Hey everyone,
I'm working on replicating some KVM virtual machines from my main site to a disaster recovery site over WAN links. The VMs are currently stored as qcow2 images on a RAID setup with XFS. These VMs are quite important as they serve my personal email and production systems, as well as a few VM setups for friends.
My main goal is to ensure that I have replicas of these VMs ready to go on a secondary KVM host, with a maximum synchronization gap of one hour between the original and the replica.
I've encountered some commercial solutions like DRBD and DRBD Proxy, but they're a bit pricey for my budget—I'm not looking to spend thousands yearly for licensing or support.
I'm trying to explore cheaper alternatives or strong open-source tools for this geo-replication task. Here are some options I've considered so far:
- **LizardFS**: Offers WAN replication, but the project seems inactive.
- **SaunaFS**: A fork of LizardFS, no WAN replication planned yet, but they seem promising.
- **GlusterFS**: It's being deprecated, so I'm hesitant.
In terms of filesystem replication, I looked at:
- **ZFS with send/receive**: While a robust solution, I've faced performance issues with COW for VMs and kernel updates tend to break it.
- **XFS dump/receive**: A solid possibility but limited in snapshot capabilities.
- **LVM with XFS snapshots and rsync**: It's more filesystem-agnostic, but concerns arise about rsync's performance due to the data read overhead.
- **qcow2 disk snapshots with restic backup**: It's filesystem-agnostic, but restoring takes time.
If anyone has successfully implemented a geo-replication solution for VMs without needing advanced expertise or a massive budget, I'd love to hear your thoughts and suggestions! Thanks in advance!
5 Answers
Have you thought about using hourly Borg backups directly on the secondary host? If bandwidth isn’t a major issue, it might streamline your process. You could leverage the qcow2 snapshot feature for less traffic between backups, though routing can get tricky if your IPs differ at each site.
ZFS snapshots could be a game-changer for you. They allow easy management of your images and can really streamline your replication processes. Have you tried incorporating them into your workflow?
As I mentioned earlier, ZFS performance for VMs isn't the best for my setup, though I’ve been using it a long time. I’ve faced kernel issues after updates too, which is frustrating.
I’ve heard some people say GlusterFS isn’t entirely deprecated, but its commercial side is. Still, if you're worried about its long-term support, it might not be the best pick. Do you have any experiences with it?
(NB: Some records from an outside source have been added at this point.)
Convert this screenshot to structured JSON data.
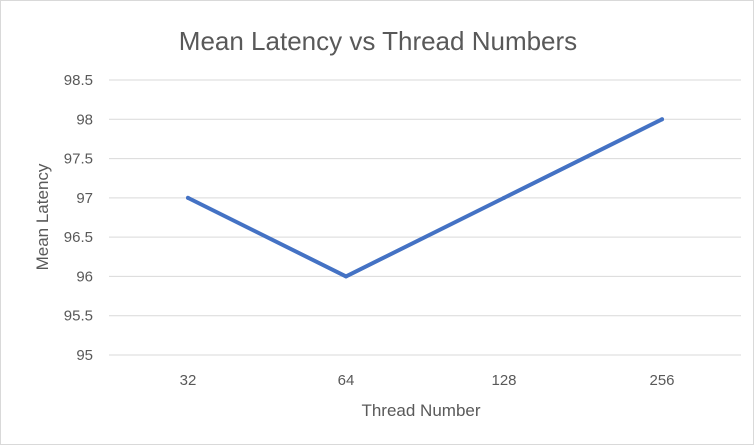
{
  "chart_data": {
    "type": "line",
    "title": "Mean Latency vs Thread Numbers",
    "xlabel": "Thread Number",
    "ylabel": "Mean Latency",
    "categories": [
      "32",
      "64",
      "128",
      "256"
    ],
    "series": [
      {
        "values": [
          97,
          96,
          97,
          98
        ]
      }
    ],
    "ylim": [
      95,
      98.5
    ],
    "yticks": [
      "95",
      "95.5",
      "96",
      "96.5",
      "97",
      "97.5",
      "98",
      "98.5"
    ],
    "grid": "horizontal",
    "legend": "none",
    "colors": {
      "series": "#4472c4",
      "grid": "#d9d9d9",
      "text": "#595959"
    }
  }
}
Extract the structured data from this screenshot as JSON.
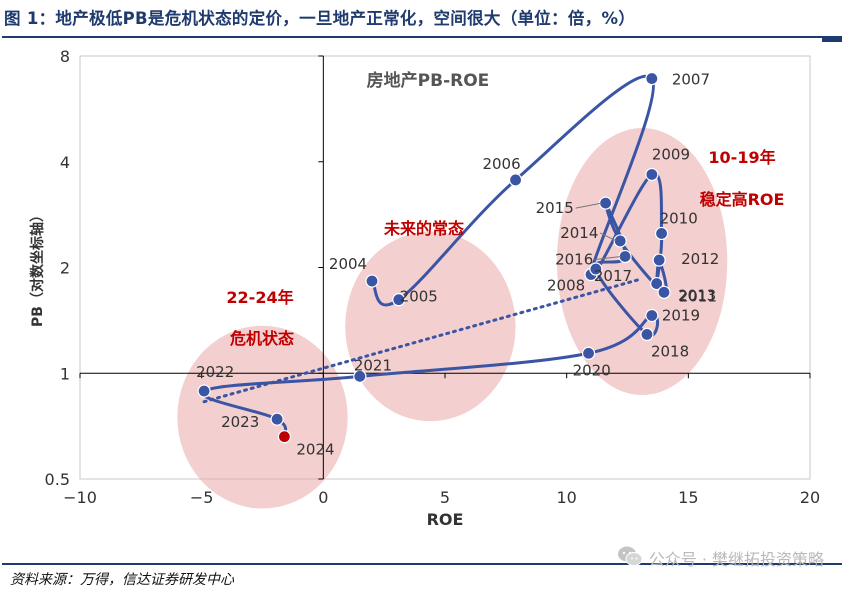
{
  "figure": {
    "title": "图 1：地产极低PB是危机状态的定价，一旦地产正常化，空间很大（单位：倍，%）",
    "source": "资料来源：万得，信达证券研发中心",
    "watermark": "公众号 · 樊继拓投资策略",
    "watermark_icon": "wechat-icon"
  },
  "chart_data": {
    "type": "line",
    "title": "房地产PB-ROE",
    "xlabel": "ROE",
    "ylabel": "PB（对数坐标轴）",
    "xlim": [
      -10,
      20
    ],
    "ylim": [
      0.5,
      8
    ],
    "y_scale": "log",
    "x_ticks": [
      -10,
      -5,
      0,
      5,
      10,
      15,
      20
    ],
    "x_tick_labels": [
      "−10",
      "−5",
      "0",
      "5",
      "10",
      "15",
      "20"
    ],
    "y_ticks": [
      0.5,
      1,
      2,
      4,
      8
    ],
    "y_tick_labels": [
      "0.5",
      "1",
      "2",
      "4",
      "8"
    ],
    "series": [
      {
        "name": "房地产PB-ROE",
        "color": "#3a55a4",
        "points": [
          {
            "year": "2004",
            "x": 2.0,
            "y": 1.83
          },
          {
            "year": "2005",
            "x": 3.1,
            "y": 1.62
          },
          {
            "year": "2006",
            "x": 7.9,
            "y": 3.55
          },
          {
            "year": "2007",
            "x": 13.5,
            "y": 6.9
          },
          {
            "year": "2008",
            "x": 11.0,
            "y": 1.91
          },
          {
            "year": "2009",
            "x": 13.5,
            "y": 3.68
          },
          {
            "year": "2010",
            "x": 13.9,
            "y": 2.5
          },
          {
            "year": "2011",
            "x": 13.7,
            "y": 1.8
          },
          {
            "year": "2012",
            "x": 13.8,
            "y": 2.1
          },
          {
            "year": "2013",
            "x": 14.0,
            "y": 1.7
          },
          {
            "year": "2014",
            "x": 12.2,
            "y": 2.38
          },
          {
            "year": "2015",
            "x": 11.6,
            "y": 3.05
          },
          {
            "year": "2016",
            "x": 12.4,
            "y": 2.15
          },
          {
            "year": "2017",
            "x": 11.2,
            "y": 1.98
          },
          {
            "year": "2018",
            "x": 13.3,
            "y": 1.29
          },
          {
            "year": "2019",
            "x": 13.5,
            "y": 1.46
          },
          {
            "year": "2020",
            "x": 10.9,
            "y": 1.14
          },
          {
            "year": "2021",
            "x": 1.5,
            "y": 0.98
          },
          {
            "year": "2022",
            "x": -4.9,
            "y": 0.89
          },
          {
            "year": "2023",
            "x": -1.9,
            "y": 0.74
          },
          {
            "year": "2024",
            "x": -1.6,
            "y": 0.66
          }
        ]
      }
    ],
    "highlight_point": {
      "year": "2024",
      "color": "#c00000"
    },
    "trend_line": {
      "style": "dotted",
      "color": "#3a55a4",
      "from": {
        "x": -4.9,
        "y": 0.83
      },
      "to": {
        "x": 13.0,
        "y": 1.85
      }
    },
    "regions": [
      {
        "name": "crisis",
        "cx": -2.5,
        "cy": 0.75,
        "rx": 3.5,
        "ry_log": 0.26
      },
      {
        "name": "future",
        "cx": 4.4,
        "cy": 1.36,
        "rx": 3.5,
        "ry_log": 0.27
      },
      {
        "name": "stable",
        "cx": 13.1,
        "cy": 2.08,
        "rx": 3.5,
        "ry_log": 0.38
      }
    ],
    "annotations": [
      {
        "text": "22-24年",
        "color": "#c00000"
      },
      {
        "text": "危机状态",
        "color": "#c00000"
      },
      {
        "text": "未来的常态",
        "color": "#c00000"
      },
      {
        "text": "10-19年",
        "color": "#c00000"
      },
      {
        "text": "稳定高ROE",
        "color": "#c00000"
      }
    ],
    "grid": false
  }
}
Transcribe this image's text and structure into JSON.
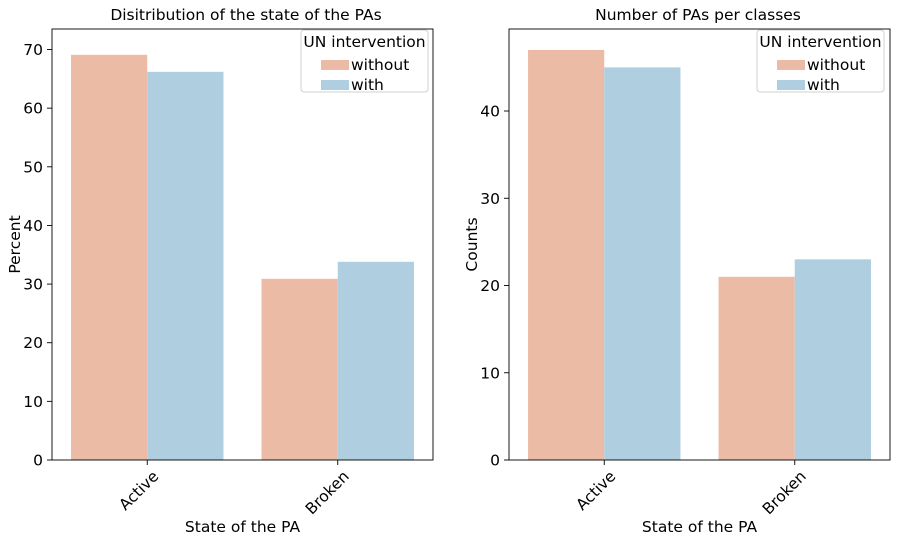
{
  "chart_data": [
    {
      "type": "bar",
      "title": "Disitribution of the state of the PAs",
      "xlabel": "State of the PA",
      "ylabel": "Percent",
      "categories": [
        "Active",
        "Broken"
      ],
      "series": [
        {
          "name": "without",
          "values": [
            69.1,
            30.9
          ]
        },
        {
          "name": "with",
          "values": [
            66.2,
            33.8
          ]
        }
      ],
      "ylim": [
        0,
        73.5
      ],
      "yticks": [
        0,
        10,
        20,
        30,
        40,
        50,
        60,
        70
      ],
      "legend_title": "UN intervention",
      "legend_position": "top-right"
    },
    {
      "type": "bar",
      "title": "Number of PAs per classes",
      "xlabel": "State of the PA",
      "ylabel": "Counts",
      "categories": [
        "Active",
        "Broken"
      ],
      "series": [
        {
          "name": "without",
          "values": [
            47,
            21
          ]
        },
        {
          "name": "with",
          "values": [
            45,
            23
          ]
        }
      ],
      "ylim": [
        0,
        49.4
      ],
      "yticks": [
        0,
        10,
        20,
        30,
        40
      ],
      "legend_title": "UN intervention",
      "legend_position": "top-right"
    }
  ],
  "colors": {
    "without": "#EBBBA6",
    "with": "#AFCEDF"
  }
}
You’re right that the project isn’t dead per se, but the commit activity has definitely slowed down. I would tread carefully if you're counting on it for something mission-critical.
You can achieve this without any shared storage. I frequently live migrate VMs across hosts without shared storage using 'virsh migrate' and it works quite well, as long as your bandwidth allows for it. If the data changes aren’t too frequent, the costs could be manageable too.
That sounds promising. How do you handle IP routing without shared storage to ensure everything maps correctly?
Consider a Proxmox backup server if you have any inclination to switch. It’s efficient and cost-effective although I know you're not running Proxmox. Just throwing it out there because it works wonders for others.
I appreciate the suggestion, but I’m committed to my setup with vanilla KVM for now. Proxmox has some quirks I’m not a fan of, like their unique formats and APIs.
I prefer using restic over Borg based on my tests, but I get your point. The recovery time is my main concern—I want those VMs up and running quickly!